The two hallmarks of Alzheimer’s disease — amyloid-beta plaques and neurofibrillary tangles of the tau protein — disrupt communication between nerve cells, which leads to a loss of brain function, as well as cognitive and functional decline.

Aduhelm is an antibody-based therapy designed to target and eliminate amyloid-beta plaques from the brain, potentially slowing neurodegeneration and disease progression.

The EMERGE and ENGAGE clinical trials evaluated the therapy’s safety and efficacy in nearly 3,300 people with mild or early-stage Alzheimer’s disease.

Biogen discontinued the development of Aduhelm based on an interim analysis that indicated treatment, given as a monthly intravenous infusion into the bloodstream, was unlikely to provide benefits.

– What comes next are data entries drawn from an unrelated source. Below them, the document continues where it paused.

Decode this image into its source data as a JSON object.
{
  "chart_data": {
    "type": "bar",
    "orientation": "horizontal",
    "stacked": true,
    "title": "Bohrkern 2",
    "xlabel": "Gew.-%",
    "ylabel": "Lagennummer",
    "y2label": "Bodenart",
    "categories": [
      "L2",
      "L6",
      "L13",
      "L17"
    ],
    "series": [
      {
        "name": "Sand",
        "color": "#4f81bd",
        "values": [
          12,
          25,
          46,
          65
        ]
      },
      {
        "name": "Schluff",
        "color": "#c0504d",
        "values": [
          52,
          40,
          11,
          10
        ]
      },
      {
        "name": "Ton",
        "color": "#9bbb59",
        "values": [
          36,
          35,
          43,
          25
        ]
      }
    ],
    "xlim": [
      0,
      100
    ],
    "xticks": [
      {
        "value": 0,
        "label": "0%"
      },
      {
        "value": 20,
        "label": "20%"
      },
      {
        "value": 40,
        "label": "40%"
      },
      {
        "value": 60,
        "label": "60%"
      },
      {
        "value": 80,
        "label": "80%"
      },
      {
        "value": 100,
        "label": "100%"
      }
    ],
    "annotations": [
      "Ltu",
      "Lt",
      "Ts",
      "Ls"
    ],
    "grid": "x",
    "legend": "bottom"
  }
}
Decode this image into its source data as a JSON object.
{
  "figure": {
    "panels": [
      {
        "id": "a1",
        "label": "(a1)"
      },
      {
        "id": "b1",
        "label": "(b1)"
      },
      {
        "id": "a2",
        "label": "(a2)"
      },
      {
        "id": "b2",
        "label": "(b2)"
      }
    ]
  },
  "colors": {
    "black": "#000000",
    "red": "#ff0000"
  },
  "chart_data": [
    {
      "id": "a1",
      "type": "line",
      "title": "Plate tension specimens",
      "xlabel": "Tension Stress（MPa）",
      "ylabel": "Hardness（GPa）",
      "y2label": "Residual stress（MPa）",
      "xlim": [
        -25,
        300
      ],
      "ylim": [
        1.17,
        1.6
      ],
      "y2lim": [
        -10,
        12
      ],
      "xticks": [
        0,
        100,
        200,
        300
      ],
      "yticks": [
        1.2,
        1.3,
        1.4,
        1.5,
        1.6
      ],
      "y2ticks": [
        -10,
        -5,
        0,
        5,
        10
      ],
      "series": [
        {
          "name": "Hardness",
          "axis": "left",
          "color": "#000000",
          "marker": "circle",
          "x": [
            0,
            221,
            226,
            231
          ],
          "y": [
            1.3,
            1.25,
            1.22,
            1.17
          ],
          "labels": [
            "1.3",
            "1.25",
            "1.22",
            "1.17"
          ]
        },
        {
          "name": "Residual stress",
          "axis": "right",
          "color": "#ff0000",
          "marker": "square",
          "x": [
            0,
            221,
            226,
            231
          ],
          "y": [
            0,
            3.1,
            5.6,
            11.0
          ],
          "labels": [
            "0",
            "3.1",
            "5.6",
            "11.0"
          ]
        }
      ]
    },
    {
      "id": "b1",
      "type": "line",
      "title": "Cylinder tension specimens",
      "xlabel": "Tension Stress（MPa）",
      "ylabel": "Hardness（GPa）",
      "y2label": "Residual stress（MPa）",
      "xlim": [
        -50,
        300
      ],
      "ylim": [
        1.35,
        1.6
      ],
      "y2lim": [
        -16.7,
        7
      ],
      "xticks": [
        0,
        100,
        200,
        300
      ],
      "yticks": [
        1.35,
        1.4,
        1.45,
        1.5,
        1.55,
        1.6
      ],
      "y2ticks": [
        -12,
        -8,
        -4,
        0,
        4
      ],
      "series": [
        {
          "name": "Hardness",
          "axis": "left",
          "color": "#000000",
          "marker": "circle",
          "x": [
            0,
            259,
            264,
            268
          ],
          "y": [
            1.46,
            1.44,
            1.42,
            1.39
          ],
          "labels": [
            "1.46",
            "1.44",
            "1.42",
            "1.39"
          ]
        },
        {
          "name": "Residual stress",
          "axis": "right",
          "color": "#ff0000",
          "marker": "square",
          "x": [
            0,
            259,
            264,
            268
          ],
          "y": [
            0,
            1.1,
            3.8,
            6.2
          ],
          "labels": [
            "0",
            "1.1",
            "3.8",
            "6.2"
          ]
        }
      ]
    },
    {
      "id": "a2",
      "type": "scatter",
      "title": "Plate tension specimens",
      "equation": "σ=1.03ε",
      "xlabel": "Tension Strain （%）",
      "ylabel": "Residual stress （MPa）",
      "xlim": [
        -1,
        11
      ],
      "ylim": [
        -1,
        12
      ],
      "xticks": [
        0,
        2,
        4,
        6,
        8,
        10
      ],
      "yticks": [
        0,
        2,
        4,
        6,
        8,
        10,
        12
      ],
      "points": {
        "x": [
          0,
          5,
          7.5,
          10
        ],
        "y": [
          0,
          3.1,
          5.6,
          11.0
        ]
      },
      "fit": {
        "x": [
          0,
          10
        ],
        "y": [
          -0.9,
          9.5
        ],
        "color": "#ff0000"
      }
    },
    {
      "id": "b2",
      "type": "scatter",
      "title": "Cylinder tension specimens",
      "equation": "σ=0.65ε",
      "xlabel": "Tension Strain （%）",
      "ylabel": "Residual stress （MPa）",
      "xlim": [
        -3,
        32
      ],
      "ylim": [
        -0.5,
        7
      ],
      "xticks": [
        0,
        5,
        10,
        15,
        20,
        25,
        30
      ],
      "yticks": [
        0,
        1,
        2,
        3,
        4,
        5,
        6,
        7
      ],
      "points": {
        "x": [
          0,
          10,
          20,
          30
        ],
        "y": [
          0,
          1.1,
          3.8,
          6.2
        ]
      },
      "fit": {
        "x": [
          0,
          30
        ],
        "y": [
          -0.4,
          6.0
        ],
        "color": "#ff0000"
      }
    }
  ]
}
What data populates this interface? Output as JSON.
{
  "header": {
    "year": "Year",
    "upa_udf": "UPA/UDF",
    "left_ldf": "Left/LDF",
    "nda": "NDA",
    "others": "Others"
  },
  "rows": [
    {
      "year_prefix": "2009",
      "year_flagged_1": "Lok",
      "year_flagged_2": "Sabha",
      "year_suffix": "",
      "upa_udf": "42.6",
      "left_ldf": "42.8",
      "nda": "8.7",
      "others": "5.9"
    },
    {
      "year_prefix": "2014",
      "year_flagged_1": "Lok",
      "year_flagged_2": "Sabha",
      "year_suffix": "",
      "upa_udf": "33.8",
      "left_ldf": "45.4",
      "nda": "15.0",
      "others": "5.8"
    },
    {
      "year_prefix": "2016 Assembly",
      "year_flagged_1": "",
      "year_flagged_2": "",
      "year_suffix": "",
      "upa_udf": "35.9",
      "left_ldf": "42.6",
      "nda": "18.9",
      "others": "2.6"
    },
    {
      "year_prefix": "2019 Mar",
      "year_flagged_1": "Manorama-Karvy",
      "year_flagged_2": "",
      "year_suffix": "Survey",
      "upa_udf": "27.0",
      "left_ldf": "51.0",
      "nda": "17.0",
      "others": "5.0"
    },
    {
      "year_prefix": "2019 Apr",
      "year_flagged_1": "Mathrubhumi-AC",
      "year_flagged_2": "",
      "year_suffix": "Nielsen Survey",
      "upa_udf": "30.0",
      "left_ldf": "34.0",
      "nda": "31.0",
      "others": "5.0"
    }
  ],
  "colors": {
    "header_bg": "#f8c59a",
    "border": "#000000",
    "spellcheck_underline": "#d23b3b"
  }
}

However, additional trial data showed that EMERGE had met its primary efficacy goal compared with placebo, with improvements in cognition and function, including memory, language, orientation, and activities of daily living. Although ENGAGE did not meet its main outcome, data suggested the therapy benefitted those given a high dose of up to 10 mg/kg.

Based on these findings, the U.S. Food and Drug Administration (FDA) approved Aduhelm under the accelerated approval pathway, which provided early access to the therapy even if there was some uncertainty regarding those benefits.

In this new pre-specified analysis of EMERGE and EMERGE data, Aduhelm significantly lowered blood plasma levels of p-tau181 — associated with neurofibrillary tangles of tau in the brain — in a dose- and time-dependent manner compared with placebo in both Phase 3 trials.

In the high-dose group from EMERGE, p-tau levels decreased by 13% from before treatment, whereas it rose by 8% among those on placebo. In the ENGAGE high-dose group, p-tau dropped by 16% compared to a 9% increase in the placebo group.

A greater reduction in p-tau significantly correlated with slower cognitive and functional decline in all four clinical outcome assessments used in both trials, which included the Clinical Dementia Rating Sum of Boxes Score, Mini-Mental State Examination, Alzheimer’s Disease Assessment Scale–Cognitive Subscale, and Alzheimer’s Disease Cooperative Study/Activities of Daily Living scale.

Lower levels of p-tau181 in the bloodstream were also significantly related with changes in amyloid-beta plaques, as measured by positron emission tomography (PET) scans.

“These data not only show an important link between the ability of Aduhelm to clear amyloid-beta plaque and reduce plasma p-tau levels but also significantly correlate those reductions with slowing cognitive decline,” said Oskar Hansson, MD, PhD, a professor of neurology at Lund University and Skåne University Hospital in Sweden, who presented these data at the CTAD conference.

“Having research from nearly two thousand patients provides invaluable insights into the dynamics of the interconnected pathologies [disease processes] within this complex disease,” Hansson added.

Biogen also presented data from the open-label Phase 3b redosing study, EMBARK (NCT04241068), which is testing Aduhelm at its high dose (up to 10 mg/kg) in 1,856 patients who participated in ENGAGE, EMERGE, or other discontinued clinical trials.

This study is examining the impact of stopping treatment for an extended period — an average of 1.7 years — before re-starting with Aduhelm. An analysis showed that reductions in amyloid-beta plaques were maintained during the treatment gap in those treated at high dose relative to placebo.

Disease progression continued after treatment stopped, but numerical differences favoring Aduhelm were sustained across clinical efficacy outcome assessments.

EMBARK data analysis and interpretation must consider the influence of dose variability, exposure duration, and treatment gap across different individuals, Biogen stated in its release.